The obvious thing to do here is to add a lock around 'urlconf_module', or in the ticket linked above you can call importlib.reload() on the result. I'd have a preference for the lock approach on all Python versions, and after adding one I've not seen any failures after running the reproduction script for half an hour.

comment:15 by Tom Forbes, 5 years ago

Has patch: set
Owner: set to Tom Forbes
Status: newassigned
Triage Stage: UnreviewedAccepted

comment:16 by Claude Paroz, 5 years ago

Is it really worth adding this to master, if the bug cannot be reproduced with Python 3.6+?

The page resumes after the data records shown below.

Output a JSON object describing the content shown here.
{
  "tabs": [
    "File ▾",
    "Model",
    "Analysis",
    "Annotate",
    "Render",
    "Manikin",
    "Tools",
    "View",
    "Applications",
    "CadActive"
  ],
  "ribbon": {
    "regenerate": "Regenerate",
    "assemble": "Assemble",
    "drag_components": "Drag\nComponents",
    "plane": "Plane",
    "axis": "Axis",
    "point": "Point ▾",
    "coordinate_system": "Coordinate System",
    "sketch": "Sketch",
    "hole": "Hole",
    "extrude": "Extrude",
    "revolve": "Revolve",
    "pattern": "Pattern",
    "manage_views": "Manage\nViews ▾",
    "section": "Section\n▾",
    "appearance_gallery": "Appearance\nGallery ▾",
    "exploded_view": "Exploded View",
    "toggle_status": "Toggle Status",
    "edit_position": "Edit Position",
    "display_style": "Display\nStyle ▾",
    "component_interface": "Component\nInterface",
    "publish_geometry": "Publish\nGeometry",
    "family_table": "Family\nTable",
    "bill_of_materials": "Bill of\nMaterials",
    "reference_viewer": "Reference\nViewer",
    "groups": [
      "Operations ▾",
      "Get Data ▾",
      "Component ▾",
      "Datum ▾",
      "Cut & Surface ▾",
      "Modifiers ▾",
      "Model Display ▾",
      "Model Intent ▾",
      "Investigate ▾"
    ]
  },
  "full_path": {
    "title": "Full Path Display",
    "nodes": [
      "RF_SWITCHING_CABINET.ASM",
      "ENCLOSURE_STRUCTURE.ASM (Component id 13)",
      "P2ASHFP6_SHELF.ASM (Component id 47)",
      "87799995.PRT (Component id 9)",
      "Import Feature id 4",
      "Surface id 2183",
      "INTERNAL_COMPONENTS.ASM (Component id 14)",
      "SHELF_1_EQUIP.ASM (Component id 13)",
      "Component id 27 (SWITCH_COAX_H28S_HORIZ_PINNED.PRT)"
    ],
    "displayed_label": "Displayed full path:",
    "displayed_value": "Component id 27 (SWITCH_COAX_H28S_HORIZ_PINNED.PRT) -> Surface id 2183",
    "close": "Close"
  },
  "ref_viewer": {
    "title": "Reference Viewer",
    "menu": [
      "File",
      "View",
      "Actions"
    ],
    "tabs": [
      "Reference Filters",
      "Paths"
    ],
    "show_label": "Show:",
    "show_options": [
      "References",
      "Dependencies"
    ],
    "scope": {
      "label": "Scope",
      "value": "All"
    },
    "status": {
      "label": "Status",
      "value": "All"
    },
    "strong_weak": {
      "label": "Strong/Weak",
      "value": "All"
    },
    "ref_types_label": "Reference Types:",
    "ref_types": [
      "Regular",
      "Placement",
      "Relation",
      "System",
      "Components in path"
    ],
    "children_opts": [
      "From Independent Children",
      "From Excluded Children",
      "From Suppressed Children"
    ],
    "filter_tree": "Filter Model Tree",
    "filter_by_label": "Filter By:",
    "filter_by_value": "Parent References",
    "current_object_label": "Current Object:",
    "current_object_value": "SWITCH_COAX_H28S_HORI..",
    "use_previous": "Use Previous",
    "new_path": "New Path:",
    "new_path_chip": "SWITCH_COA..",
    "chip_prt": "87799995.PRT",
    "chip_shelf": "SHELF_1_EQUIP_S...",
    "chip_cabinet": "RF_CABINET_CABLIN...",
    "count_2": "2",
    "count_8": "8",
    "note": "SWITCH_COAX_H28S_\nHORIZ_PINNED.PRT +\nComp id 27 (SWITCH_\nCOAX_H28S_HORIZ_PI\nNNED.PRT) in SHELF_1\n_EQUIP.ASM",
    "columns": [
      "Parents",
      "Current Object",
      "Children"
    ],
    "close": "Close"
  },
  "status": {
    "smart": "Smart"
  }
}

comment:17 by Tom Forbes, 5 years ago

It was apparently fixed in 3.6.3 via this ticket: https://bugs.python.org/issue31070 - "Fix a race condition in importlib _get_module_lock()." and in this MR: https://github.com/python/cpython/pull/3033/files

I'd like to fix it in master for a couple of reasons:

  1. It adds no overhead at all and ensures this won't happen if there is a regression in upstream Python. What if future importlib changes cause this, or something similar to flair up again? - Note that the bug was only _noticed_ due to some test changes, this doesn't give me a lot of hope.
  1. The only source of contention while starting the autoreloader is importing the urlconf module, relying on unspecified, and until recently buggy, thread safety in importlib isn't great. I'd like to be explicit here.

But, then again, this specific issue is fixed in 3.6.3+, so maybe it's not worth it.

comment:18 by Claude Paroz, 5 years ago

First of all, I'd like to thank you so much for the amazing research you've done on that issue!

Now saying it's not adding overhead is not completely true, however it's a minimal overhead (creating lock, entering context manager, ...). And what about the other occurrences of import_module in Django code? I think that at some point we have to trust Python for not regressing in that function. So I still think this should be fixed in Django 2.2 but not in master.

comment:19 by Mariusz Felisiak, 5 years ago

Severity: NormalRelease blocker

Tom, thanks for the research. I agree with Claude let's fix this only in Django 2.2, we officially support only the latest point release of each Python series.

comment:20 by Tom Forbes, 5 years ago

Ok, makes sense. Updated PR against 2.2.x: https://github.com/django/django/pull/11717

comment:21 by Mariusz Felisiak, 5 years ago

Triage Stage: AcceptedReady for checkin
Type: Cleanup/optimizationBug
Version: master2.2

comment:22 by Mariusz Felisiak <felisiak.mariusz@…>, 5 years ago

Resolution: fixed
Status: assignedclosed

In 6402855:

[2.2.x] Fixed #30500 -- Fixed race condition in loading URLconf module.